This blog post was authored by Curtis Bennett.
Deletes in Vertica are a complicated topic. I’ve had many people say to me that they’d heard that one should never do deletes in Vertica, or that deletes in Vertica are slow. Nothing could be further from the truth. But like anything in a database, they should be tuned – especially if you intend to do them frequently. And in Vertica, they have to be managed. Vertica didn’t even support deletes until version 3. Wrap your brain around that one for a second.
In Vertica, deleting a record doesn’t actually delete the record, instead something called a delete vector is created. A delete vector is a file that contains a position and an epoch. These tell Vertica the “where” and the “when” of the delete. If I have 1,000 rows in a table, and I delete 100 of them, what I end up with on disk is a file of 1,000 rows, and a new file of 100 delete vectors. When I select from that table, I expect to see 900 rows. Vertica takes the 1,000 rows, and subtracts 100 delete vectors from it. It’s also possible that these delete vectors could be spread out over several days, and Vertica has the ability to show you the data in the table at various stages throughout that process using an “AT TIME” query, but that’s a whole other class.
When Vertica issues a SELECT statement, the optimizer decides which projection is best suited to handle that SELECT and then uses that projection. Of course, if there is just one projection, then it has to use that one. A DELETE or UPDATE isn’t as fortunate. If there are multiple projections on a table, a DELETE (or UPDATE) has to apply to ALL the projections on that table – and each of them can accrue delete vectors independent of one another. Here’s the important bit: a delete against a table is only as fast as the slowest projection on that table.
It’s also important to understand that an UPDATE is actually a concurrent DELETE and INSERT. So, UPDATE statements follow the same rules. This can also apply to MERGE commands, if you’re using them to perform UPDATE or DELETE statements.

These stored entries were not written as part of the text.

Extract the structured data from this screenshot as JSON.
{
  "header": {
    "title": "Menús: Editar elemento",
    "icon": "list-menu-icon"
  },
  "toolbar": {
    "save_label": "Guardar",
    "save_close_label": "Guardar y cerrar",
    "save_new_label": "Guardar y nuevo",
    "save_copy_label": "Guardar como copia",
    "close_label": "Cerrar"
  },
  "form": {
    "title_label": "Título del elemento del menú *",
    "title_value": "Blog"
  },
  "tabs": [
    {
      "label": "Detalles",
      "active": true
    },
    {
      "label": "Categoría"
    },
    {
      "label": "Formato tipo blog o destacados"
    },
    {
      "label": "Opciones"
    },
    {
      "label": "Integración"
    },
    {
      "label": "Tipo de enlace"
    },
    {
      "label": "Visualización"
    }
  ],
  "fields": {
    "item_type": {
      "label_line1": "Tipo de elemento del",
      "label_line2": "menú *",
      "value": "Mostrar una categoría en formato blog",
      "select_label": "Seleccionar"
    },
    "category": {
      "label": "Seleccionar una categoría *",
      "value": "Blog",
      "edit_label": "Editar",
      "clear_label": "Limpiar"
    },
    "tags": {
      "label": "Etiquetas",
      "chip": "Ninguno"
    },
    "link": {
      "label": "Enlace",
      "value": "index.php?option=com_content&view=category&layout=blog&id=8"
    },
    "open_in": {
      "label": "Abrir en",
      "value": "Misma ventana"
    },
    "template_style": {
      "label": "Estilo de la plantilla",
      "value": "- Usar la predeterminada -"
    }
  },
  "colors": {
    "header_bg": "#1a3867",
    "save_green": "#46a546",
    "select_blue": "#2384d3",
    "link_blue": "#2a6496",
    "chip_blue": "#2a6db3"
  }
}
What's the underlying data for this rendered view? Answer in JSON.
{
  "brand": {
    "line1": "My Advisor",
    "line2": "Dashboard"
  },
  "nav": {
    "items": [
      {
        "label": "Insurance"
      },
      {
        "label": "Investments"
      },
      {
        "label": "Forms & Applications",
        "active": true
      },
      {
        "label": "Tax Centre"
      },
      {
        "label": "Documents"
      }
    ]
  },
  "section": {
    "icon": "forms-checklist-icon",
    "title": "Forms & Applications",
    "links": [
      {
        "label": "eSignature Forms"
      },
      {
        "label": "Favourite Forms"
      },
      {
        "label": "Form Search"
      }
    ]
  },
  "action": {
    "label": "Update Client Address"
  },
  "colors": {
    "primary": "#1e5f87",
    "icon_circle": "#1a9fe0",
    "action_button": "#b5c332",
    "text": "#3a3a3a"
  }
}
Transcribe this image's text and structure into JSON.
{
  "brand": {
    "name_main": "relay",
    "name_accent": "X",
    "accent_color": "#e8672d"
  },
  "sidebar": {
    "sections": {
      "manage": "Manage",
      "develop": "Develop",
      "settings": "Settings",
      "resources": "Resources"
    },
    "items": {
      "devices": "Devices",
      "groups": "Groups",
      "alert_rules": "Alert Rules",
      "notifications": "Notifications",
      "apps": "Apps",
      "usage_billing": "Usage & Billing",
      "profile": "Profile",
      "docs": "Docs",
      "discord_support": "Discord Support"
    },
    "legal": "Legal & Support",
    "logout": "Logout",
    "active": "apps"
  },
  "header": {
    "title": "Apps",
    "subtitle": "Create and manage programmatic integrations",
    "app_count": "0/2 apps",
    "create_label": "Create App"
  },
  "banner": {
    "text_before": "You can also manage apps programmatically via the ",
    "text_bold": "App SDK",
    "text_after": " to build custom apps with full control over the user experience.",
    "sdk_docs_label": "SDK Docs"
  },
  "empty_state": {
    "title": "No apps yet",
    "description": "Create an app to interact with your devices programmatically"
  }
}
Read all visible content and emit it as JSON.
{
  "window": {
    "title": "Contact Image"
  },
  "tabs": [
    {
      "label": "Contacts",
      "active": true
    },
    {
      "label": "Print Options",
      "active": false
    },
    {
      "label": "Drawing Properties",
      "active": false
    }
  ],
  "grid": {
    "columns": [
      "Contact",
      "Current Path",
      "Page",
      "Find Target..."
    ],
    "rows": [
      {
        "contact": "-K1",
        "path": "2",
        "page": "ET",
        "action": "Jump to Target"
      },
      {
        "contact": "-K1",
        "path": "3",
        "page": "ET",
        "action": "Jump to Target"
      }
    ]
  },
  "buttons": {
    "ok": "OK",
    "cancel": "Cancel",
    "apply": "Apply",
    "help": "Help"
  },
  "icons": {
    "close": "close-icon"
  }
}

What does all of this actually mean? Let’s say you have a table called “Person” and it has roughly 7.6 billion rows in it – one for every man, woman and child in the world. Roughly 15,000 rows are inserted into this table every hour, and another 6,316 rows are deleted (on average), every hour. This corresponds to the number of births and deaths on the planet. The primary key on our table is a bit of a mystery (what is it that makes us unique, after all?), but for discussion purposes, let’s say we’ve rolled that all into a surrogate key called soul_id. And on this table, it works really well. Everything works great, until a DBA decides this table needs a new projection that has just a handful of columns in it – continent_cd, country_cd, and hair_color, and is sorted in that order.
Now we have a problem. Given that roughly 2 people die every second, it doesn’t take long before a DELETE shows up in our system. And since a DELETE applies to ALL of the projections on our table, the second projection is now going to cause a massive problem. “Delete from person where soul_id = 7623948859;” isn’t going to do so well against a projection which doesn’t even have soul_id on it. What will happen here? Will the delete fail? The good news is, no – it will succeed, but it will take a long time. This second projection will actually have to ask the first projection what “soul_id = 7623948859” means, and it will use the language of ORDER BY clauses in order to answer it. Because the only context the second projection has for its view of the world is “continent_cd, country_cd, and hair_color” the first projection will respond in kind – indicating how many records were deleted in that context. Because we’re deleting a specific record, the first projection will indicate which continent and country that person lived in, and what their hair color was. In this case, it’s not terribly important which
dark-haired Japanese person we’re deleting, because the 2nd projection doesn’t have that level of detail.
It works, but it’s slow. The good news is that Vertica provides a relatively obscure function which we can use to find such issues. It’s called EVALUATE_DELETE_PERFORMANCE
EVALUATE_DELETE_PERFORMANCE works by evaluating the cardinality of the ORDER BY clauses on all of your projections in order to determine whether sufficient granularity exists to find a single tuple within the context of the projection’s definition. In other words – how hard is it to find a single record in a projection definition? In our above example, a projection ordered by “continent_cd, country_cd and hair_color” would not be good at all. Imagine how many dark-haired people live in China, on the continent of Asia. Pretty much all of them – that’s not going to be a useful way of finding a single individual. This function will identify those projections so that you can be aware of them. It doesn’t solve the problem for you – you will still need to look at the projection definition, and make adjustments on your own if you feel it is necessary. It’s also worth noting here that this function can also improve the performance of UPDATE statements as well, since an UPDATE performs a DELETE statement internally.
If you’re feeling bored, and you’re looking for work to do, kick off EVALUATE_DELETE_PERFORMANCE – and then go to lunch. Or, if you have 5,000 tables in your system, go home for the weekend. You don’t have to monitor the output, the function populates the PROJECTION_DELETE_CONCERNS table with projections that it finds.